SoftInform Search Technology is fast and accurate search for documents of similar content in any data volume, the opportunity to avoid duplicating information, integration into any application systems, as well as opportunity to work out a wide range of applications for both corporate networks and global Internet solutions. The technology operates with all the popular text files formats (txt, doc, rtf, pdf, htm, html), as well as supports adding the majority of the popular data base systems (for example, Access, MS SQL, Oracle, as well as any SQL supporting data base systems).

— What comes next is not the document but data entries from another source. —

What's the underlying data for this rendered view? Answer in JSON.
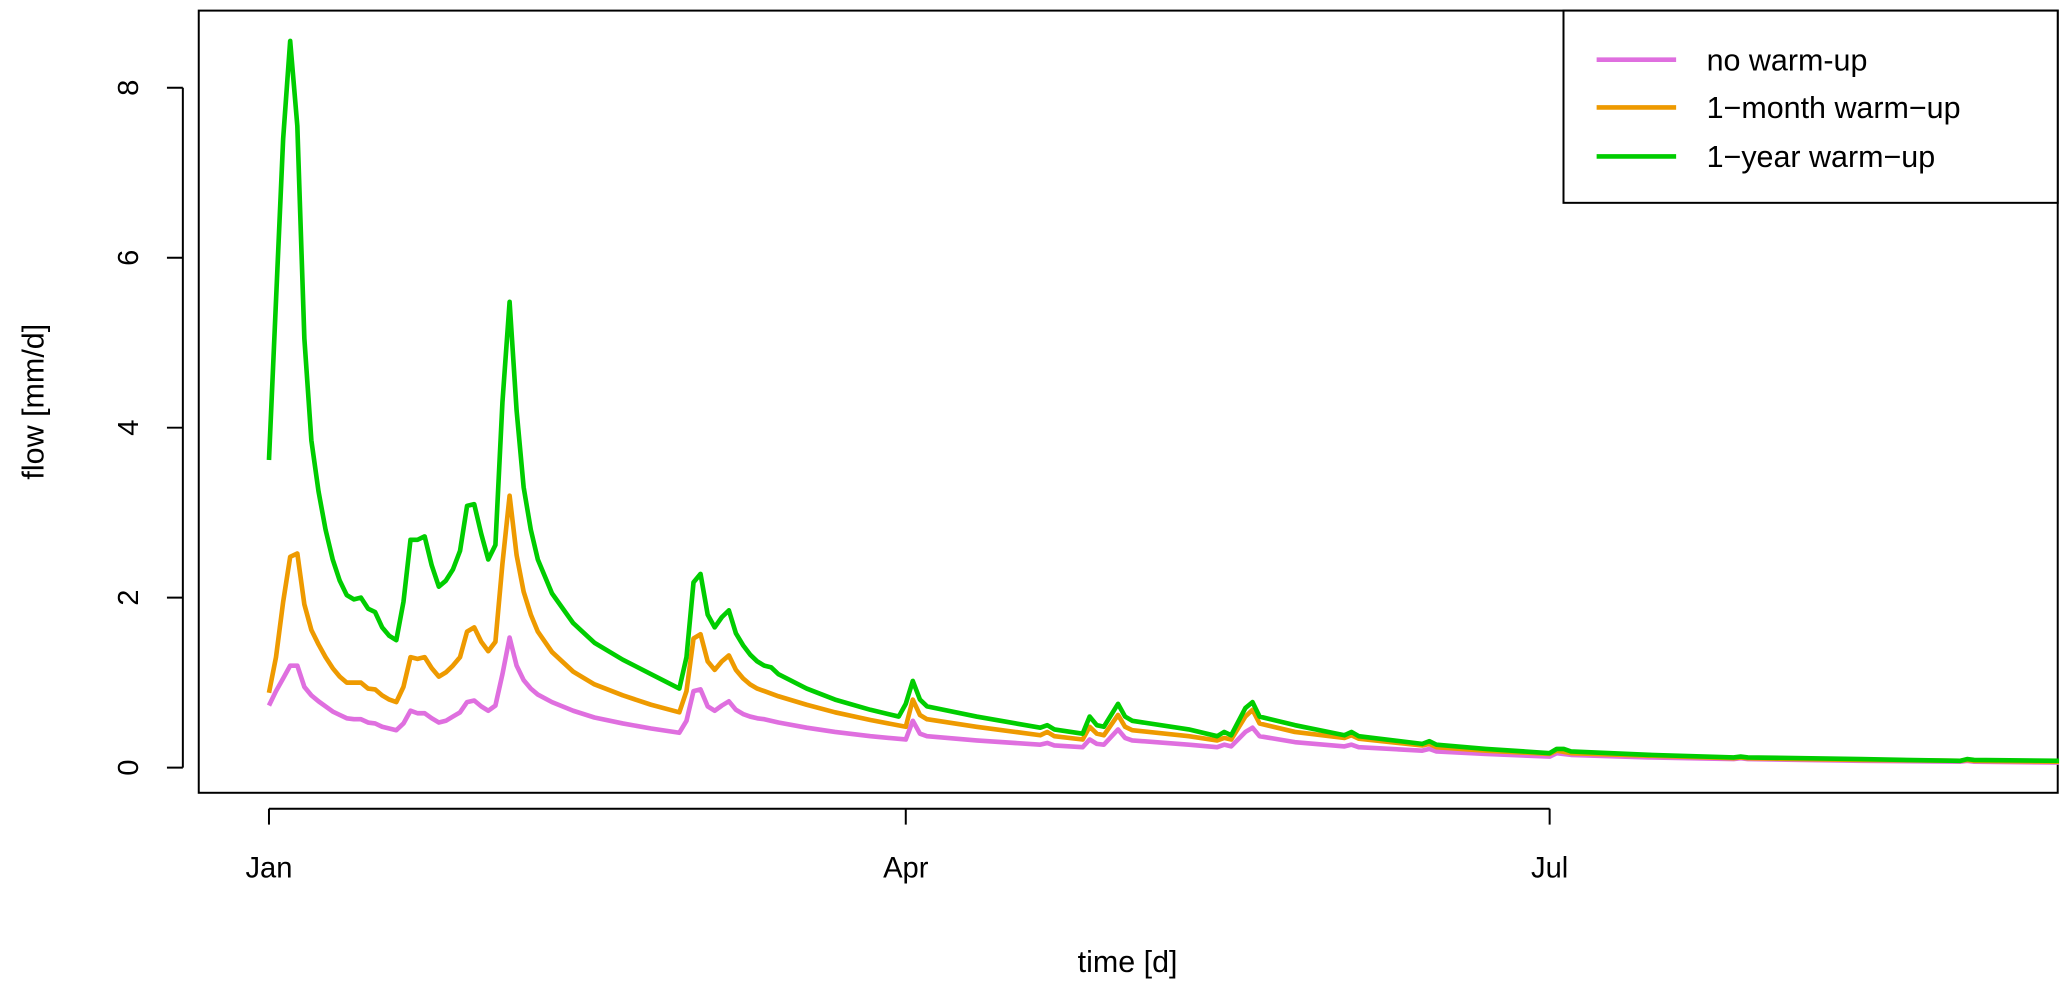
{
  "chart_data": {
    "type": "line",
    "title": "",
    "xlabel": "time [d]",
    "ylabel": "flow [mm/d]",
    "xlim_days": [
      0,
      253
    ],
    "ylim": [
      0,
      8.6
    ],
    "x_ticks": [
      {
        "label": "Jan",
        "day": 0
      },
      {
        "label": "Apr",
        "day": 90
      },
      {
        "label": "Jul",
        "day": 181
      }
    ],
    "y_ticks": [
      0,
      2,
      4,
      6,
      8
    ],
    "legend_position": "top-right",
    "grid": false,
    "series": [
      {
        "name": "no warm-up",
        "color": "#DF6FDF",
        "points": [
          [
            0,
            0.73
          ],
          [
            1,
            0.9
          ],
          [
            2,
            1.05
          ],
          [
            3,
            1.2
          ],
          [
            4,
            1.2
          ],
          [
            5,
            0.95
          ],
          [
            6,
            0.85
          ],
          [
            7,
            0.78
          ],
          [
            8,
            0.72
          ],
          [
            9,
            0.66
          ],
          [
            10,
            0.62
          ],
          [
            11,
            0.58
          ],
          [
            12,
            0.57
          ],
          [
            13,
            0.57
          ],
          [
            14,
            0.53
          ],
          [
            15,
            0.52
          ],
          [
            16,
            0.48
          ],
          [
            17,
            0.46
          ],
          [
            18,
            0.44
          ],
          [
            19,
            0.52
          ],
          [
            20,
            0.67
          ],
          [
            21,
            0.64
          ],
          [
            22,
            0.64
          ],
          [
            23,
            0.58
          ],
          [
            24,
            0.53
          ],
          [
            25,
            0.55
          ],
          [
            26,
            0.6
          ],
          [
            27,
            0.65
          ],
          [
            28,
            0.77
          ],
          [
            29,
            0.79
          ],
          [
            30,
            0.72
          ],
          [
            31,
            0.67
          ],
          [
            32,
            0.73
          ],
          [
            33,
            1.1
          ],
          [
            34,
            1.53
          ],
          [
            35,
            1.2
          ],
          [
            36,
            1.03
          ],
          [
            37,
            0.93
          ],
          [
            38,
            0.86
          ],
          [
            40,
            0.77
          ],
          [
            43,
            0.67
          ],
          [
            46,
            0.59
          ],
          [
            50,
            0.52
          ],
          [
            54,
            0.46
          ],
          [
            58,
            0.41
          ],
          [
            59,
            0.55
          ],
          [
            60,
            0.9
          ],
          [
            61,
            0.92
          ],
          [
            62,
            0.72
          ],
          [
            63,
            0.67
          ],
          [
            64,
            0.73
          ],
          [
            65,
            0.78
          ],
          [
            66,
            0.68
          ],
          [
            67,
            0.63
          ],
          [
            68,
            0.6
          ],
          [
            69,
            0.58
          ],
          [
            70,
            0.57
          ],
          [
            72,
            0.53
          ],
          [
            76,
            0.47
          ],
          [
            80,
            0.42
          ],
          [
            85,
            0.37
          ],
          [
            90,
            0.33
          ],
          [
            91,
            0.55
          ],
          [
            92,
            0.4
          ],
          [
            93,
            0.37
          ],
          [
            100,
            0.32
          ],
          [
            109,
            0.27
          ],
          [
            110,
            0.29
          ],
          [
            111,
            0.26
          ],
          [
            115,
            0.24
          ],
          [
            116,
            0.33
          ],
          [
            117,
            0.28
          ],
          [
            118,
            0.27
          ],
          [
            120,
            0.45
          ],
          [
            121,
            0.35
          ],
          [
            122,
            0.32
          ],
          [
            130,
            0.27
          ],
          [
            134,
            0.24
          ],
          [
            135,
            0.27
          ],
          [
            136,
            0.25
          ],
          [
            138,
            0.42
          ],
          [
            139,
            0.47
          ],
          [
            140,
            0.37
          ],
          [
            145,
            0.3
          ],
          [
            152,
            0.25
          ],
          [
            153,
            0.27
          ],
          [
            154,
            0.24
          ],
          [
            163,
            0.2
          ],
          [
            164,
            0.22
          ],
          [
            165,
            0.19
          ],
          [
            172,
            0.16
          ],
          [
            181,
            0.13
          ],
          [
            182,
            0.17
          ],
          [
            184,
            0.15
          ],
          [
            195,
            0.12
          ],
          [
            207,
            0.1
          ],
          [
            208,
            0.11
          ],
          [
            209,
            0.1
          ],
          [
            225,
            0.08
          ],
          [
            239,
            0.07
          ],
          [
            240,
            0.08
          ],
          [
            241,
            0.07
          ],
          [
            253,
            0.06
          ]
        ]
      },
      {
        "name": "1−month warm−up",
        "color": "#EE9A00",
        "points": [
          [
            0,
            0.88
          ],
          [
            1,
            1.3
          ],
          [
            2,
            1.95
          ],
          [
            3,
            2.48
          ],
          [
            4,
            2.52
          ],
          [
            5,
            1.92
          ],
          [
            6,
            1.62
          ],
          [
            7,
            1.45
          ],
          [
            8,
            1.3
          ],
          [
            9,
            1.17
          ],
          [
            10,
            1.07
          ],
          [
            11,
            1.0
          ],
          [
            12,
            1.0
          ],
          [
            13,
            1.0
          ],
          [
            14,
            0.93
          ],
          [
            15,
            0.92
          ],
          [
            16,
            0.85
          ],
          [
            17,
            0.8
          ],
          [
            18,
            0.77
          ],
          [
            19,
            0.95
          ],
          [
            20,
            1.3
          ],
          [
            21,
            1.28
          ],
          [
            22,
            1.3
          ],
          [
            23,
            1.17
          ],
          [
            24,
            1.07
          ],
          [
            25,
            1.12
          ],
          [
            26,
            1.2
          ],
          [
            27,
            1.3
          ],
          [
            28,
            1.6
          ],
          [
            29,
            1.65
          ],
          [
            30,
            1.48
          ],
          [
            31,
            1.37
          ],
          [
            32,
            1.48
          ],
          [
            33,
            2.4
          ],
          [
            34,
            3.2
          ],
          [
            35,
            2.5
          ],
          [
            36,
            2.07
          ],
          [
            37,
            1.8
          ],
          [
            38,
            1.6
          ],
          [
            40,
            1.36
          ],
          [
            43,
            1.13
          ],
          [
            46,
            0.98
          ],
          [
            50,
            0.85
          ],
          [
            54,
            0.74
          ],
          [
            58,
            0.65
          ],
          [
            59,
            0.9
          ],
          [
            60,
            1.52
          ],
          [
            61,
            1.57
          ],
          [
            62,
            1.25
          ],
          [
            63,
            1.15
          ],
          [
            64,
            1.25
          ],
          [
            65,
            1.32
          ],
          [
            66,
            1.15
          ],
          [
            67,
            1.05
          ],
          [
            68,
            0.98
          ],
          [
            69,
            0.93
          ],
          [
            70,
            0.9
          ],
          [
            72,
            0.84
          ],
          [
            76,
            0.74
          ],
          [
            80,
            0.65
          ],
          [
            85,
            0.56
          ],
          [
            90,
            0.48
          ],
          [
            91,
            0.8
          ],
          [
            92,
            0.62
          ],
          [
            93,
            0.57
          ],
          [
            100,
            0.48
          ],
          [
            109,
            0.38
          ],
          [
            110,
            0.42
          ],
          [
            111,
            0.37
          ],
          [
            115,
            0.33
          ],
          [
            116,
            0.48
          ],
          [
            117,
            0.4
          ],
          [
            118,
            0.38
          ],
          [
            120,
            0.62
          ],
          [
            121,
            0.48
          ],
          [
            122,
            0.44
          ],
          [
            130,
            0.37
          ],
          [
            134,
            0.32
          ],
          [
            135,
            0.35
          ],
          [
            136,
            0.33
          ],
          [
            138,
            0.6
          ],
          [
            139,
            0.68
          ],
          [
            140,
            0.52
          ],
          [
            145,
            0.42
          ],
          [
            152,
            0.35
          ],
          [
            153,
            0.38
          ],
          [
            154,
            0.34
          ],
          [
            163,
            0.26
          ],
          [
            164,
            0.28
          ],
          [
            165,
            0.24
          ],
          [
            172,
            0.2
          ],
          [
            181,
            0.16
          ],
          [
            182,
            0.2
          ],
          [
            184,
            0.17
          ],
          [
            195,
            0.14
          ],
          [
            207,
            0.11
          ],
          [
            208,
            0.12
          ],
          [
            209,
            0.11
          ],
          [
            225,
            0.09
          ],
          [
            239,
            0.08
          ],
          [
            240,
            0.09
          ],
          [
            241,
            0.08
          ],
          [
            253,
            0.07
          ]
        ]
      },
      {
        "name": "1−year warm−up",
        "color": "#00CD00",
        "points": [
          [
            0,
            3.62
          ],
          [
            2,
            7.4
          ],
          [
            3,
            8.55
          ],
          [
            4,
            7.55
          ],
          [
            5,
            5.05
          ],
          [
            6,
            3.85
          ],
          [
            7,
            3.25
          ],
          [
            8,
            2.8
          ],
          [
            9,
            2.45
          ],
          [
            10,
            2.2
          ],
          [
            11,
            2.03
          ],
          [
            12,
            1.98
          ],
          [
            13,
            2.0
          ],
          [
            14,
            1.87
          ],
          [
            15,
            1.83
          ],
          [
            16,
            1.65
          ],
          [
            17,
            1.55
          ],
          [
            18,
            1.5
          ],
          [
            19,
            1.95
          ],
          [
            20,
            2.68
          ],
          [
            21,
            2.68
          ],
          [
            22,
            2.72
          ],
          [
            23,
            2.38
          ],
          [
            24,
            2.13
          ],
          [
            25,
            2.2
          ],
          [
            26,
            2.33
          ],
          [
            27,
            2.55
          ],
          [
            28,
            3.08
          ],
          [
            29,
            3.1
          ],
          [
            30,
            2.75
          ],
          [
            31,
            2.45
          ],
          [
            32,
            2.62
          ],
          [
            33,
            4.3
          ],
          [
            34,
            5.48
          ],
          [
            35,
            4.2
          ],
          [
            36,
            3.3
          ],
          [
            37,
            2.8
          ],
          [
            38,
            2.45
          ],
          [
            40,
            2.05
          ],
          [
            43,
            1.7
          ],
          [
            46,
            1.47
          ],
          [
            50,
            1.27
          ],
          [
            54,
            1.1
          ],
          [
            58,
            0.93
          ],
          [
            59,
            1.3
          ],
          [
            60,
            2.18
          ],
          [
            61,
            2.28
          ],
          [
            62,
            1.8
          ],
          [
            63,
            1.65
          ],
          [
            64,
            1.77
          ],
          [
            65,
            1.85
          ],
          [
            66,
            1.58
          ],
          [
            67,
            1.44
          ],
          [
            68,
            1.33
          ],
          [
            69,
            1.25
          ],
          [
            70,
            1.2
          ],
          [
            71,
            1.18
          ],
          [
            72,
            1.1
          ],
          [
            76,
            0.93
          ],
          [
            80,
            0.8
          ],
          [
            85,
            0.68
          ],
          [
            89,
            0.6
          ],
          [
            90,
            0.75
          ],
          [
            91,
            1.02
          ],
          [
            92,
            0.8
          ],
          [
            93,
            0.72
          ],
          [
            100,
            0.6
          ],
          [
            109,
            0.47
          ],
          [
            110,
            0.5
          ],
          [
            111,
            0.45
          ],
          [
            115,
            0.4
          ],
          [
            116,
            0.6
          ],
          [
            117,
            0.5
          ],
          [
            118,
            0.48
          ],
          [
            120,
            0.75
          ],
          [
            121,
            0.6
          ],
          [
            122,
            0.55
          ],
          [
            130,
            0.45
          ],
          [
            134,
            0.37
          ],
          [
            135,
            0.42
          ],
          [
            136,
            0.38
          ],
          [
            138,
            0.7
          ],
          [
            139,
            0.77
          ],
          [
            140,
            0.6
          ],
          [
            145,
            0.5
          ],
          [
            152,
            0.38
          ],
          [
            153,
            0.42
          ],
          [
            154,
            0.37
          ],
          [
            163,
            0.28
          ],
          [
            164,
            0.31
          ],
          [
            165,
            0.27
          ],
          [
            172,
            0.22
          ],
          [
            181,
            0.17
          ],
          [
            182,
            0.22
          ],
          [
            183,
            0.22
          ],
          [
            184,
            0.19
          ],
          [
            195,
            0.15
          ],
          [
            207,
            0.12
          ],
          [
            208,
            0.13
          ],
          [
            209,
            0.12
          ],
          [
            225,
            0.1
          ],
          [
            239,
            0.08
          ],
          [
            240,
            0.1
          ],
          [
            241,
            0.09
          ],
          [
            253,
            0.08
          ]
        ]
      }
    ]
  }
}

SoftInform Search Technology is based on a unique mathematical model of document’s structure analysis and selecting similar words, word combinations, sentences and text arrays. The search accounts for all the multitude of words, encountered in the text with proper consideration for all the possible stem forms and synonyms.
Software products
SearchInform - is an application designated for quick information search in large data volume – among documents of any types, as well as in various data bases. It’s combines the functionality of phrasal search with proper consideration for stemming and synonyms dictionary and the new SoftInform Search Technology of searching for documents of similar content. The application is designated for data search in large data volume and considerably increases the quality of information processing and decreases the searching time. The search speed is approximately 4-10 times as high as that of all the existent search systems. To make search more specific, SearchInform enables the “important words” function, which will be regarded of priority relevance by the application, when conducting additional similarity analysis.

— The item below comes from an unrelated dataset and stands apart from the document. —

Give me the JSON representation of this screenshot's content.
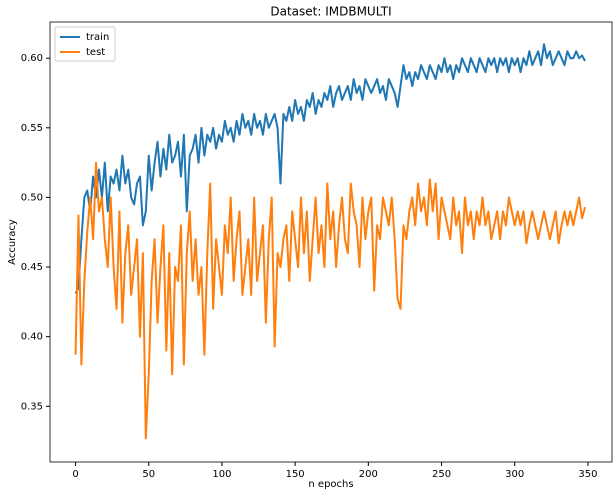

Main Features of SearchInform:
- Phrasal search with account of morphology and the synonyms dictionary;
- The new technology for searching similar documents SoftInform Search Technology;
- High indexing speed (from 15 to 30 Gb/hour);
- Index size about 15-25% of the actual text information amount;
- Support of over 50 widely used text file formats, Outlook and TheBat electronic messages, mp3 and avi tags, as well as ICQ 99-2005 andMicrosoft Messenger logs);
- Flawless operation with archives;
- Universal data sources (indexing DBMS and various informational systems fields).